The page table is the only trivially reconstructable per-frame resource: a suspended frame doesn’t need its ring-3 page table at all (only the running frame’s CR3 is live), and rebuilding it on resume is cheap (zero-setup demand paging rebuilds it fault-by-fault). The residue is the frame’s actual working state and is not reconstructable.

Realized (page-table cache across CALLs). Because the page table is reconstructable it is also safely cacheable: rather than dropping it at a child’s HALT, the kernel parks the FrameRuntime with the resident Owned sub-VM (in the parent frame, keyed by cnode slot, paired with the cap whose overlay it maps) and a re-CALL of the same instance reuses the whole table instead of rebuilding it fault-by-fault. Determinism is preserved by re-arming at HALT — clearing the writable bit on each CoW’d leaf so the next CALL’s first write re-faults and re-charges exactly one cow_cost per page, identical to a fresh frame (the W-bit re-arm of cache determinism). A re-CALL into a warm instance then allocates nothing but the small KernelFrame residue. (The suspend/resume rebuild above still applies when a runtime is reclaimed under memory pressure — a different axis from the same-frame parent↔child CALL round trip.)

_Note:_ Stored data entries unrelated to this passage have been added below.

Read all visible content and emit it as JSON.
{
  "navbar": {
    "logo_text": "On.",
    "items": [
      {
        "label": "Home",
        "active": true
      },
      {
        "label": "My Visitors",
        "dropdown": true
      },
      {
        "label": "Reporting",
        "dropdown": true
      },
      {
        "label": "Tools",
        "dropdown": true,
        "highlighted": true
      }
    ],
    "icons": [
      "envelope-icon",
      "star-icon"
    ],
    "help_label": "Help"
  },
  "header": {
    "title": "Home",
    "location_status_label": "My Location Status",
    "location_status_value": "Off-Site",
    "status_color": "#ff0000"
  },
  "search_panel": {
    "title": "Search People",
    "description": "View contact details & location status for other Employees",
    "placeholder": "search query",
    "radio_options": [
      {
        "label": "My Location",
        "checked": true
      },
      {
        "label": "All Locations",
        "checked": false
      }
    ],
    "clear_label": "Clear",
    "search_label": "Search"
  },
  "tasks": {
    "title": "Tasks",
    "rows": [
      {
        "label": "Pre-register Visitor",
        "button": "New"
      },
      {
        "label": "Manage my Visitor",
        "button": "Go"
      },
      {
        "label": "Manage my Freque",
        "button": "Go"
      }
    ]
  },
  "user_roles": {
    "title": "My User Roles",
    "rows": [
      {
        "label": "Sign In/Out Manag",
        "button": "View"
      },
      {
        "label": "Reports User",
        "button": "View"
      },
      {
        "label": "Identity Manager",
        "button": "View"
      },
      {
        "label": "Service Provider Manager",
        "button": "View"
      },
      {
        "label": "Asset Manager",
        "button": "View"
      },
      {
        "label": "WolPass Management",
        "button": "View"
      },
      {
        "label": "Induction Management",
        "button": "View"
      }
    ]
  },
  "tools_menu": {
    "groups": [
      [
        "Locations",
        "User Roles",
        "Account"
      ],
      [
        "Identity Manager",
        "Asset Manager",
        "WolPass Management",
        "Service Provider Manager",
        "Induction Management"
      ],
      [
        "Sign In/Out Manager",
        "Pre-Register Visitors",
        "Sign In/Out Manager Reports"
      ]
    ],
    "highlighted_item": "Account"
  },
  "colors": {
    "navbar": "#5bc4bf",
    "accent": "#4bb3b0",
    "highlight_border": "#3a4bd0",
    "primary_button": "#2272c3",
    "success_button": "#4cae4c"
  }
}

(The read-only page-in cost is not part of the residue: it is computed on the fly at the CALL from the static Image — Image.code length plus the pinned/RO memory_mappings, clustered per 2 MiB unit — and charged to the caller. There is no stored per-frame RO-charge state; mat_state tracks only CoW per-page write residency.)

How this compares to an OS task

A resident frame (~24–30 KiB) is squarely in OS-task territory: roughly a Linux thread’s kernel stack + task_struct (~25 KiB), or a minimal process’s page tables (~16–40 KiB). The structural point is less comfortable, though: we pay a process-like cost (its own page table) per call-stack frame — because PVM addresses are native VAs (DATA_BASE/CODE_BASE fixed, baseless [reg] access), two frames running different images cannot share an address space; each needs its own CR3 mapping DATA_BASE → its own pages. So an N-deep synchronous recursion is closer to N forked processes than N function calls. A Linux thread shares one address space — N-deep function recursion costs only stack frames (tens–hundreds of bytes each), zero extra page tables.

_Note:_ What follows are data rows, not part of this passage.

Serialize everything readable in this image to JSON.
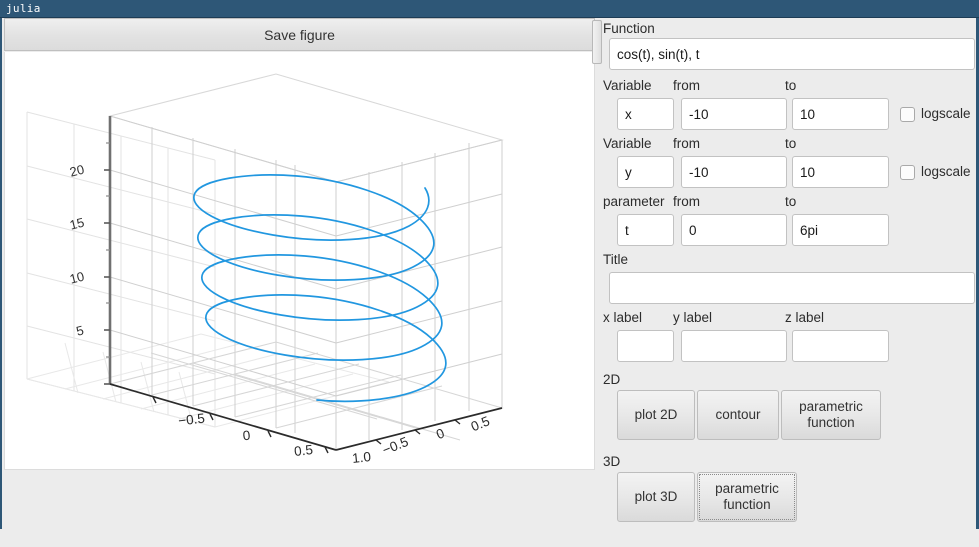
{
  "window": {
    "title": "julia"
  },
  "toolbar": {
    "save_figure_label": "Save figure"
  },
  "form": {
    "function_label": "Function",
    "function_value": "cos(t), sin(t), t",
    "var_x": {
      "variable_label": "Variable",
      "from_label": "from",
      "to_label": "to",
      "variable_value": "x",
      "from_value": "-10",
      "to_value": "10",
      "logscale_label": "logscale",
      "logscale_checked": false
    },
    "var_y": {
      "variable_label": "Variable",
      "from_label": "from",
      "to_label": "to",
      "variable_value": "y",
      "from_value": "-10",
      "to_value": "10",
      "logscale_label": "logscale",
      "logscale_checked": false
    },
    "param": {
      "parameter_label": "parameter",
      "from_label": "from",
      "to_label": "to",
      "parameter_value": "t",
      "from_value": "0",
      "to_value": "6pi"
    },
    "title_label": "Title",
    "title_value": "",
    "xlabel_label": "x label",
    "ylabel_label": "y label",
    "zlabel_label": "z label",
    "xlabel_value": "",
    "ylabel_value": "",
    "zlabel_value": ""
  },
  "sections": {
    "twod_label": "2D",
    "threed_label": "3D"
  },
  "buttons": {
    "plot_2d": "plot 2D",
    "contour": "contour",
    "parametric_function_2d": "parametric\nfunction",
    "plot_3d": "plot 3D",
    "parametric_function_3d": "parametric\nfunction"
  },
  "chart_data": {
    "type": "line",
    "title": "",
    "projection": "3d",
    "function": "cos(t), sin(t), t",
    "parameter": {
      "name": "t",
      "from": 0,
      "to": "6pi"
    },
    "xlabel": "",
    "ylabel": "",
    "zlabel": "",
    "xlim": [
      -1.0,
      1.0
    ],
    "ylim": [
      -1.0,
      1.0
    ],
    "zlim": [
      0,
      20
    ],
    "x_ticks": [
      "-0.5",
      "0",
      "0.5",
      "1.0"
    ],
    "y_ticks": [
      "-0.5",
      "0",
      "0.5"
    ],
    "z_ticks": [
      "5",
      "10",
      "15",
      "20"
    ],
    "grid": true,
    "legend": false,
    "series": [
      {
        "name": "helix",
        "color": "#2197e0",
        "linewidth": 1.6,
        "turns": 3,
        "description": "parametric helix x=cos(t), y=sin(t), z=t for t in [0, 6pi]"
      }
    ]
  }
}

That asymmetry is the entire reason a depth bound is load-bearing: the expensive axis is synchronous-call nesting (page tables), and it must be kept small.

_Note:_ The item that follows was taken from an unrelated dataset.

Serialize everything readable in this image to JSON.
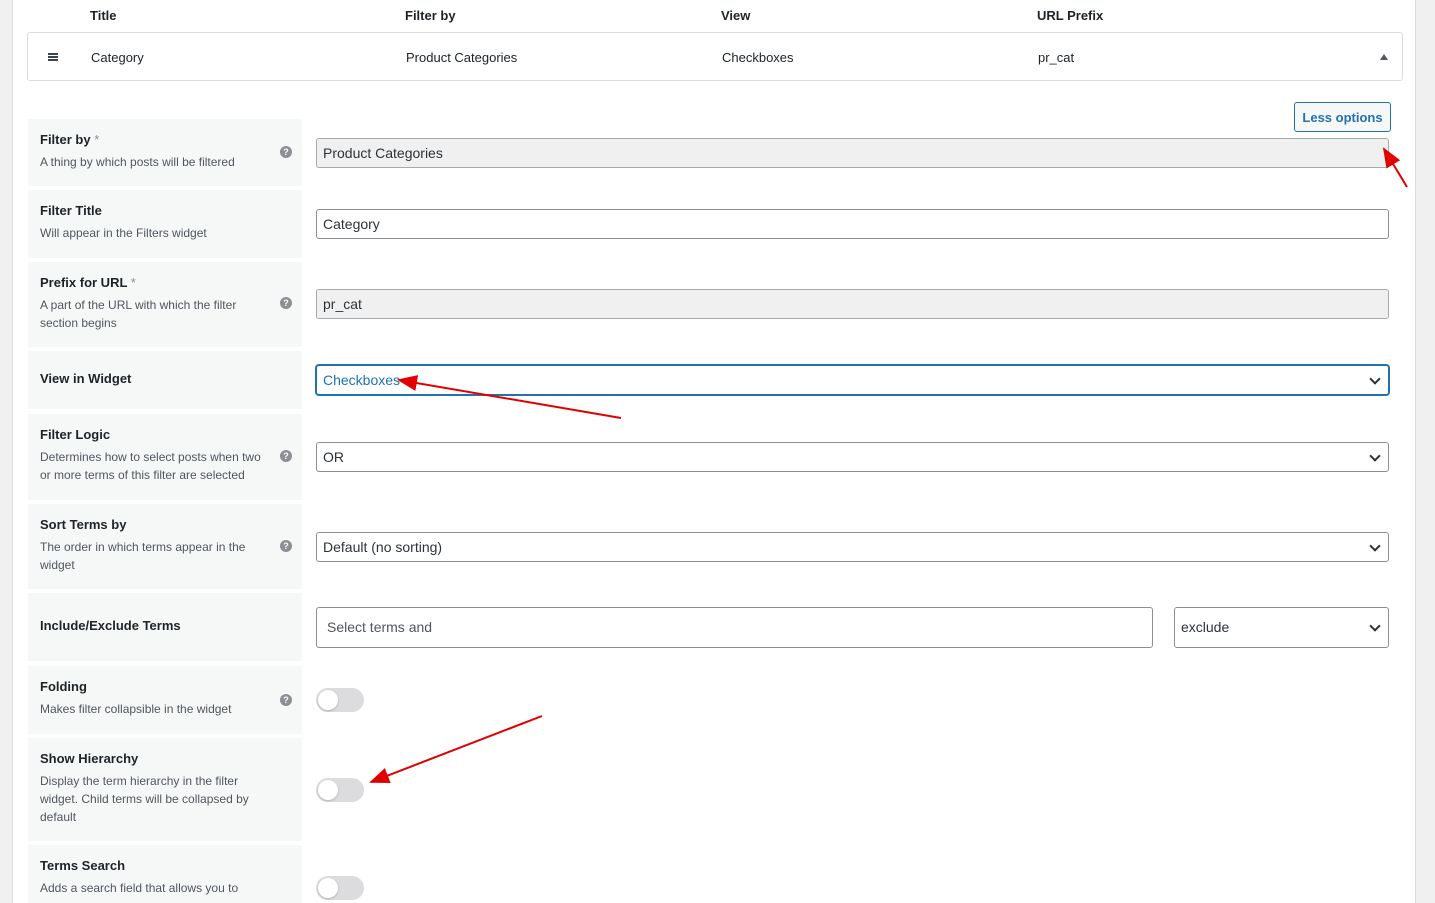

The eviction cap was bounding the wrong (and minor) half

RUNTIME_CACHE_CAP (256, later 512) bounded the number of resident FrameRuntimes, evicting a paused frame’s page table once it fell outside the window and rebuilding it on resume. The implicit assumption — true only for the benches — is that the page table dominates per-frame memory. It does for a small guest (residue ~0.5–4.5 KiB vs a 24 KiB table). But:

  • The cap bounds the page tables (the reconstructable, fixed-size half) and leaves the residue uncapped (the overlay working set + dense mat_state, which is what actually scales with depth × instance size).
  • FrameRuntime is capped (≤ N resident, flat); KernelFrame is uncapped (one per live level, up to MAX_DEPTH). With 64× more frames than resident runtimes at max depth, the aggregate residue overtakes the capped page-table pool — at shallow depth for a large instance (a 256 MiB instance’s dense mat_state alone is 64 KiB/frame, > the 24 KiB table, and uncapped).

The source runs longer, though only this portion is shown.